A concomitant administration of Nippostrongylus brasiliensis saline extract (Nb) with dinitrophenylated ovalbumin (DNP-Ov) significantly enhanced the anti-DNP IgE antibody response in mice which had been irradiated and given a combination of spleen and mesenteric lymph node cells from syngeneic, infected donors and cells from DNP-keyhole limpet hemocyanin (DNP-KLH)-primed donors. The treatment of lymphocytes from infected mice with anti-mouse brain-associated θ serum and C abrogated the enhancing activity.
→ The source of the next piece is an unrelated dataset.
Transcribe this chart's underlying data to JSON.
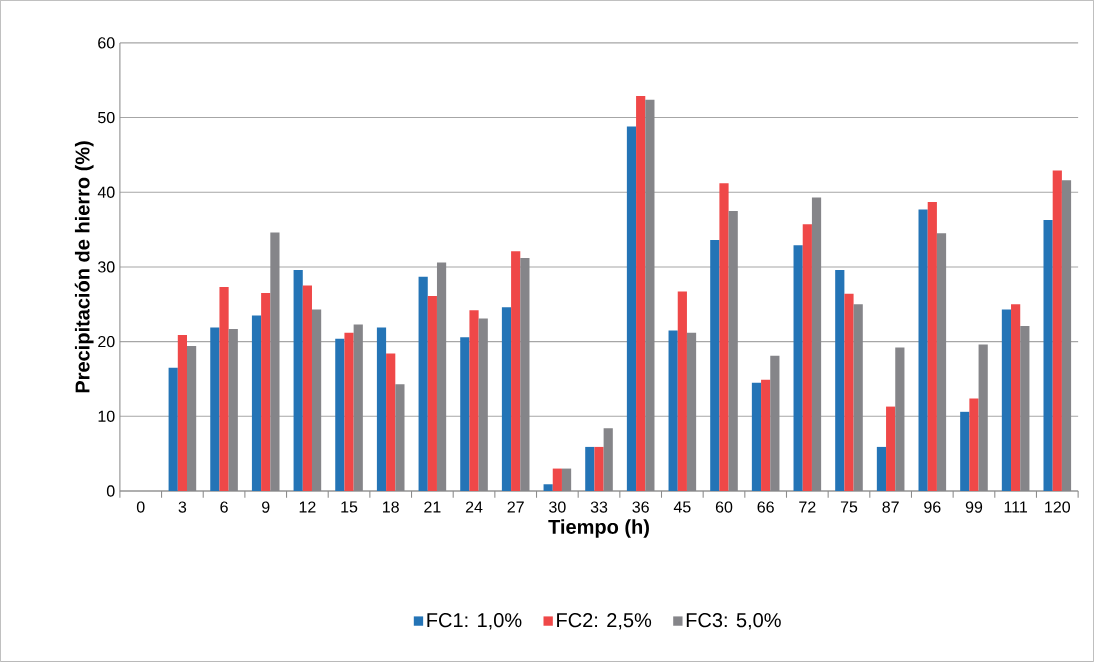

The potentiation occurred in mice receiving nylon wool-nonadherent cells but not in mice receiving adherent cells. Challenge with Nb plus DNP-Ov failed to induce potentiation in C3H mice which are known as nonresponders to low doses of Ov, whereas challenge with Nb plus DNP-bovine gamma globulin (BGG) potentiated the response. However, further increase of the enhanced response was not obtained by adding carrier (BGG or Ov)-primed cells to the transferred lymphocyte populations. When a T-independent antigen, DNP-Ficoll, was used for challenge concomitantly with antigen Nb, no potentiation occurred, even though DNP-Ficoll did not give any tolerogenic or suppressive effect on the IgE antibody response to DNP-Nb. An enhancing activity on the IgE class of antibody response but not on the IgG class was observed in supernatants of in vitro culture of lymphocytes from infected mice upon stimulation of the cells with 10 to 50 μg Nb. These results indicate that the potentiation is mediated by Nb specific T cells via a soluble factor(s) that enhances specifically the IgE class of antibody responses but nonspecifically in terms of antigens used for immunization. The results also suggest that the potentiating factor displays its activity in the presence of other T cells reactive to carrier determinants of the challenging antigen but not of cells which already have committed themselves to the carrier and differentiated as helper cells.